Mario Draghi: The savior who fell victim to petty political squabbles

The political crisis that has been simmering for months in Rome, centered on the quarrels within the populist 5 Star Movement, has finally torpedoed the disparate governing coalition on the way to the elections scheduled for 2023. Mario Draghi resigned today, paving the way for Italian elections.

The former Italian prime minister arrived in the guise of the savior of the eurozone in 2012: Mario Draghi, who took over as prime minister in February 2021 to save Italy from withering, quit today, a victim of the petty political squabbles that have plagued Italian politics for ages. life, APE-MPE reported, citing AFP.

The latest attempt to withdraw failed yesterday. A “new trust pact, honest and concrete” is needed, Mario Draghi said to the Italian Senate, to no avail.

The Italian prime minister was finally abandoned before the vote of confidence not only by the 5 Star Movement, but also by its right-wing partners, the League and Forza Italia, who failed to overcome their own fates.

In February 2021, Mr Mario Draghi he had accepted the offer of the president of the Italian Republic to become prime minister to get Italy out of the health, economic, political crisis and to negotiate with Brussels an economic recovery plan from which Italy received the lion’s share.

Above the parties

A highly partisan and respectable personality, he proved to be a formidable negotiator who governed the country by leading a motley governing coalition of competing political parties that marched on the edge of prosperity.

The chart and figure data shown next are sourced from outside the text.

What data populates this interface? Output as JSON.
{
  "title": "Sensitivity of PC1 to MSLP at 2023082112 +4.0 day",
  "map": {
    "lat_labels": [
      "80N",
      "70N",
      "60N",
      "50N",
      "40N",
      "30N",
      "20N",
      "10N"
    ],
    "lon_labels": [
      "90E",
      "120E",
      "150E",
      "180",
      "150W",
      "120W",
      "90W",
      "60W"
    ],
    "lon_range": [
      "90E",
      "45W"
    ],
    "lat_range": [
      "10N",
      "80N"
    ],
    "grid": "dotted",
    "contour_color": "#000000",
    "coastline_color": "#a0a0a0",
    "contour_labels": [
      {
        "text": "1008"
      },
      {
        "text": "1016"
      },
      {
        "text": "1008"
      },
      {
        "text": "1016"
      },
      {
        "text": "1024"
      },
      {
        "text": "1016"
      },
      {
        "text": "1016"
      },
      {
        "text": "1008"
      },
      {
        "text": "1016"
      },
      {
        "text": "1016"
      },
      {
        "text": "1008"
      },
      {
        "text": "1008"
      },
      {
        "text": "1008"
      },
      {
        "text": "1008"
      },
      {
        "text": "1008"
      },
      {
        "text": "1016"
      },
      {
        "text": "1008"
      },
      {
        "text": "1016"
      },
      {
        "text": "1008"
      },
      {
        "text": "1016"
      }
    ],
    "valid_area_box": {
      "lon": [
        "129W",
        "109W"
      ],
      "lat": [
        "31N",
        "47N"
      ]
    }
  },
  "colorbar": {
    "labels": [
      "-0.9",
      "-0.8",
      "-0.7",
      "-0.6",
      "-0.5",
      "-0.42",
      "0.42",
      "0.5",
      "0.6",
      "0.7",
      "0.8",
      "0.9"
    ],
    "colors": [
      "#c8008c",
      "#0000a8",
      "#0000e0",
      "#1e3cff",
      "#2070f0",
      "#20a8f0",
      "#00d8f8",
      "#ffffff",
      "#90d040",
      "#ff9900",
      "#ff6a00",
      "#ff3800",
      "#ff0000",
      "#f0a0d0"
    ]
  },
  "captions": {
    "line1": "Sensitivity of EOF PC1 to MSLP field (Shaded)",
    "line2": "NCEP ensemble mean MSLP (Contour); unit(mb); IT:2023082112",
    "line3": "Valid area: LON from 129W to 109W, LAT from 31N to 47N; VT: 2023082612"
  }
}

The clashes with the factions of the coalition, whether it was the populist nebula of the 5 Star Movement or the far-right League of Matteo Salvini, they were not missing.

With the image of the “ambassador at the service of the institutions”, he had already given the first signs of arrhythmia appeared since December, when Mario Draghi was going to claim the presidency of the Italian Republic. The coalition parties put up a barrier, an experience that filled him with bitterness.

His motto however was “we never give up”as he had stated to the press before handing over the position of head of the European Central Bank to Christine Lagarde in October 2019, after a tumultuous tenure.

For Benoît Quéré, a former member of the ECB’s executive board, Mario Draghi “has a deep sense of the service of the public interest and the debt”.

But he is about to abandon ship just as Italy faces his shock war in Ukraine, with a new wave of the pandemic, with the preparation of the 2023 budget and with the obligation to implement all the reforms that Brussels requests from Rome so that Italy can benefit from the 200 billion euro package of the recovery plan.

International radiation

Μάριο ΝτράγκιΜάριο ΝτράγκιMario Draghi

During his leadership, from 2011 to 2019, the European Central Bank he took measures unimaginable in the early days of the euro 20 years ago: cutting interest rates into the negative, injecting liquidity through massive bond purchases in the markets and granting huge loans to banks.

Faced with the threat of a collapse of the Eurozone, Super Mario was ready for everything… “whatever it takes” to support the monetary union. Those magic words that Mario Draghi uttered at the time calmed the markets and saved, by all accounts, the euro.

His crucial tenure at the ECB gave Mario Draghi international prestige. The assumption of the prime ministership by a person of his caliber has restored Italy to the first European circle and ensured for Europe the certainty of the presence of a leader that can be relied on. Honoring him, the Economist speaks of a “prime minister worthy and respected on the international stage”.

Married and father of two children Mario Draghi received a Jesuit education and is holder of a PhD in Economics from the Massachusetts Institute of Technology (MIT).

After representing his country at the World Bank from 1984 to 1990, in 1991 he became director general of the Ministry of Economy and Finance orchestrating the large privatizations of the period 1996-2001. In 2002 he joined Goldman Sachs, a position that continues to draw criticism today.